Too many books are fluffed up to add to the page count, but this novella-length book is exactly right. It has 80 pages of main content, and the audiobook was 2.5 hours. But I think I will put this at the top of my list of short, accessible books on discernment. It is not primarily a book about discernment. It is primarily a book about being a Christ-follower. But the book’s subtext, as well as one of the chapters, is explicitly about discernment. I previously read The Way Up is Down, and I have followed Graves on social media for years. Bearing God fits well with The Way Up is Down. Both are primarily about spiritual formation and how we incorporate spiritual practices into daily life, not adding them as yet one more thing to do.
It also matters that Marlena Graves is a Puerto Rican woman. I have been working on my 2023 reading stats. While I had almost exact gender parity this past year, the vast majority of the books I read were by white authors. Bearing God is a book that explores her life and spiritual walk, and her history, culture, and experience matter to how she perceives the world.
Too many books treat spiritual disciplines as a type of self-help task that will make you a better person. There is some truth to this because I am not sure that spiritual maturity can happen if we do not work on building our emotional, relational, and mental health. The problem with this method is that it easily shifts from “this is good for me” to “I am earning this” or “God owes/needs me.” This is a book of spiritual wisdom.

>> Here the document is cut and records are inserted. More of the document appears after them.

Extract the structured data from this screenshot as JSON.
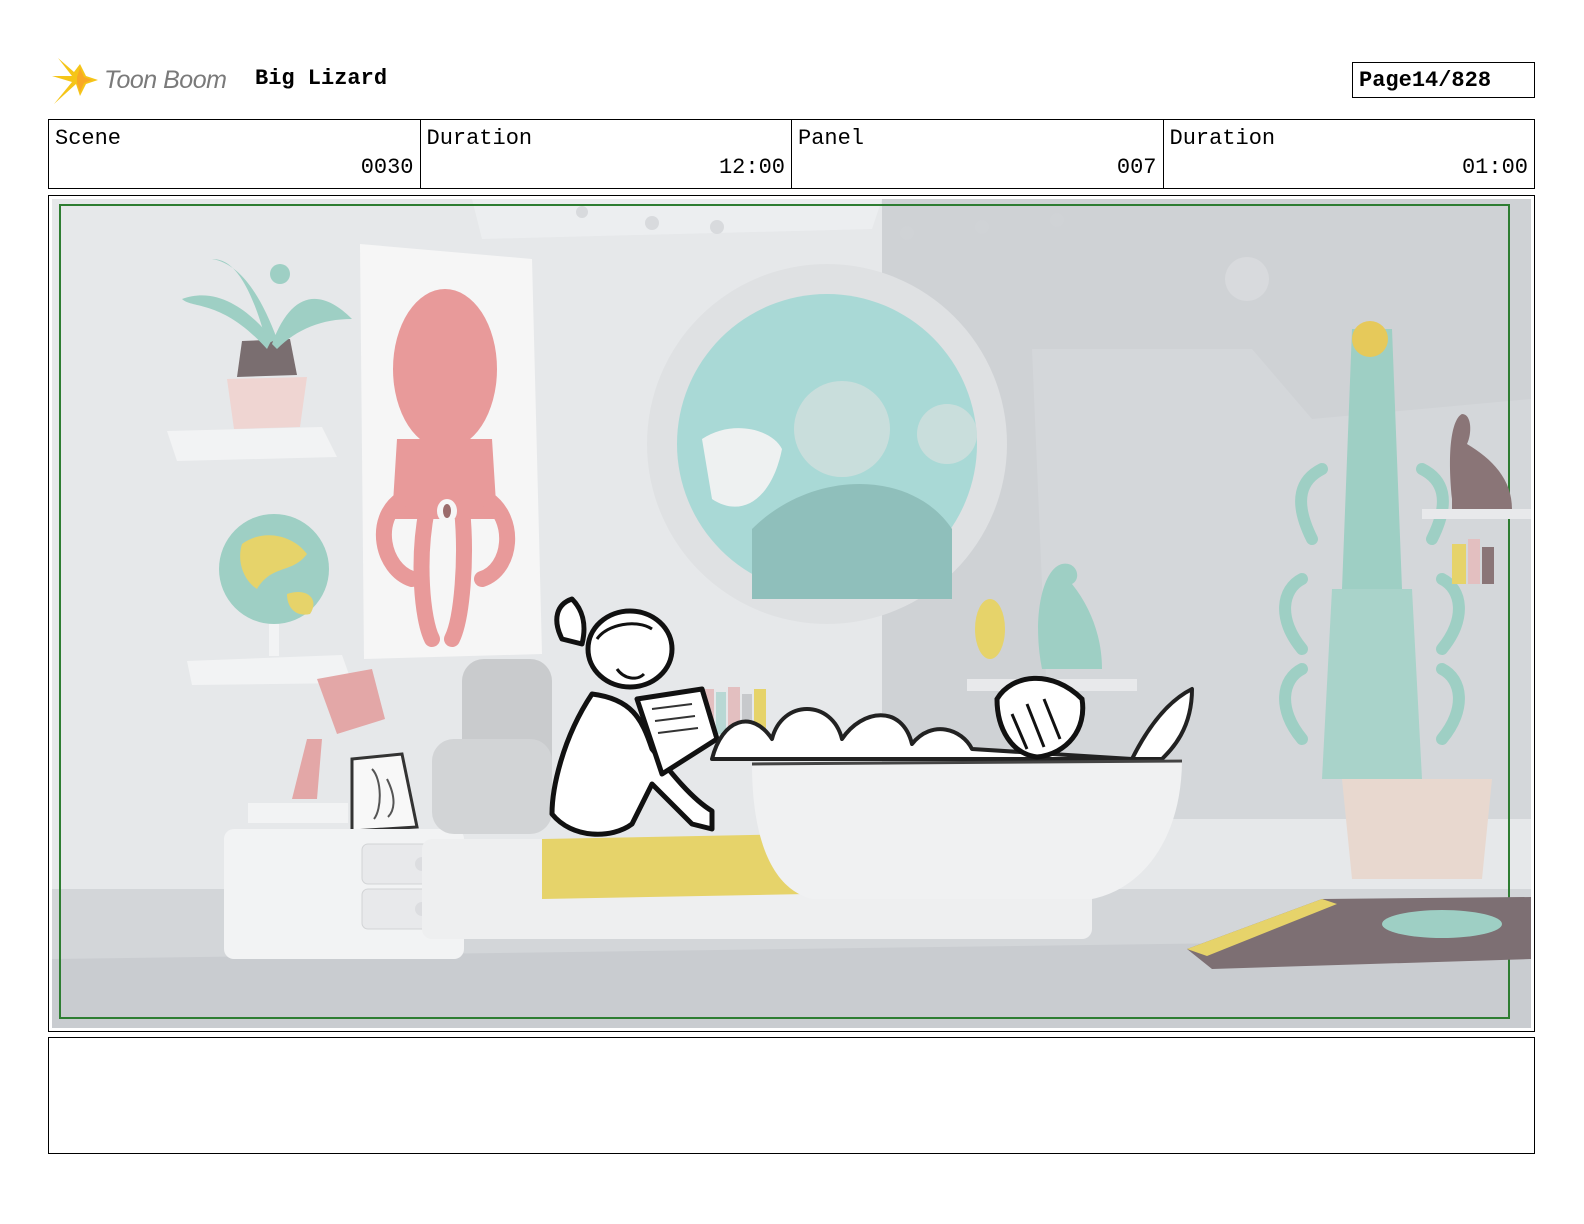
{
  "header": {
    "logo_text": "Toon Boom",
    "project_title": "Big Lizard",
    "page_label": "Page",
    "page_value": "14/828"
  },
  "info": [
    {
      "label": "Scene",
      "value": "0030"
    },
    {
      "label": "Duration",
      "value": "12:00"
    },
    {
      "label": "Panel",
      "value": "007"
    },
    {
      "label": "Duration",
      "value": "01:00"
    }
  ],
  "colors": {
    "logo_accent": "#f5c518",
    "safe_frame": "#2e7d32",
    "wall": "#e4e6e8",
    "octopus": "#e89a9a",
    "window_sea": "#a9d9d6",
    "blanket": "#e6d36a",
    "plant": "#9ecfc4"
  },
  "icons": {
    "logo": "toon-boom-star-icon"
  }
}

Several years ago, much ink was spilled about what “The Gospel” meant. Most of the discussion was unhelpful because adding “Gospel” as an adjective mostly seemed to be a marketing tool. Gospel parenting, Gospel gender roles, or Gospel friendship can set boundaries around aspects of our lives and give them the veneer of Christianity. Laura Anderson’s When Religion Hurts You discusses how flattening the complex into simple principles is a standard tool of high-control religious communities. Graves points out that moving toward maturity in Christ should mean moving toward complexity. We have different callings, gifts, and roles, so we respond differently in our discernment. And God seems to have a pattern of doing new things. So, we cannot simply replicate what God has done in one place in another place and expect the same results. But more than anything, this book told the gospel and reminded me of the passion we should have as Christ followers.

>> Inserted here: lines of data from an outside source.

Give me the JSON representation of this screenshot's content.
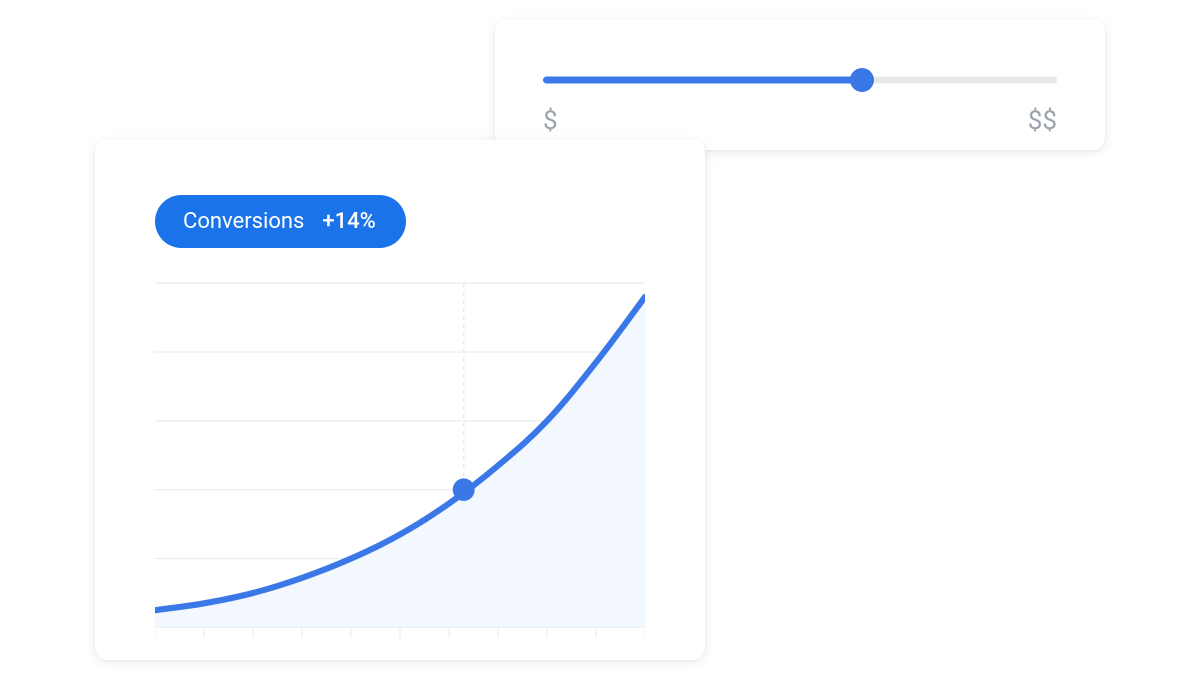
{
  "slider": {
    "min_label": "$",
    "max_label": "$$",
    "value_pct": 62
  },
  "badge": {
    "label": "Conversions",
    "delta": "+14%"
  },
  "chart_data": {
    "type": "line",
    "title": "",
    "xlabel": "",
    "ylabel": "",
    "xlim": [
      0,
      10
    ],
    "ylim": [
      0,
      5
    ],
    "grid": true,
    "series": [
      {
        "name": "Conversions",
        "x": [
          0,
          1,
          2,
          3,
          4,
          5,
          6,
          7,
          8,
          9,
          10
        ],
        "y": [
          0.25,
          0.35,
          0.5,
          0.72,
          1.0,
          1.35,
          1.8,
          2.35,
          3.0,
          3.85,
          4.8
        ]
      }
    ],
    "highlight": {
      "x": 6.3,
      "y": 2.0
    }
  },
  "colors": {
    "accent": "#3b78e7",
    "badge_bg": "#1a73e8",
    "grid": "#e6e8eb",
    "area_fill": "#f3f7fe",
    "slider_bg": "#e5e7eb",
    "label_grey": "#9ca3af"
  }
}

As I have investigated discernment more, I have noticed that most discussions on discernment rely on either Quaker or Ignatian principles of discernment. Both are cited here but in a very accessible way. I did not realize until recently that the Society of Friends (Quakers) was initially called The Society of Friends of Truth. What was unique about the Society of Friends is that they relied on seeking God’s direction (discernment) more explicitly. Friends were fond of language like “Guiding Light.” Quaker discernment is very communally focused, even as it uses the language of individualism. There can, of course, be bad discernment, but the nature of discernment means people can and will come to different conclusions, and sometimes we will be wrong, but God is always with us.
The central metaphor in the book is very much in the vein of Quaker and Ignatian thought. When Marlena Graves heard the story of Jesus sleeping in the boat in the midst of the storm, she did not identify with the fearful disciples or the sleeping Jesus; she identified with the boat. Ignatius encouraged people to put themselves in the story as she did here. And Quakers thought about God being in them as they moved through the world. If we are the boat bearing God, we must serve God as he calls. That means that hearing from God and following his direction is central to being a Christian.
As I discussed this with my wife, she brought up the common “God has a plan for you” language of her youth. It was so focused on one plan and one right thing; if we got it wrong, our whole lives would be ruined. This left many paralyzed from acting at all. Good discernment should be about freedom, not constraint. Freedom is a consistent theme here. God is not just about saving us from hell but also working within us to heal ourselves and others.
Bearing God is a book that I will read again once I have completed some more books on discernment. It would make a good small-group study. There are six chapters; the longest is the chapter on Discernment, which is only 22 pages. The other five chapters average about 10-15 pages each.
One last note: I listened to this on audiobook while driving. So I couldn’t take notes. I prefer authors to read their books, especially when those authors are speakers or preachers. Marlena Graves did not read this, and while the narration was fine, I think it would have been better if she had read it herself.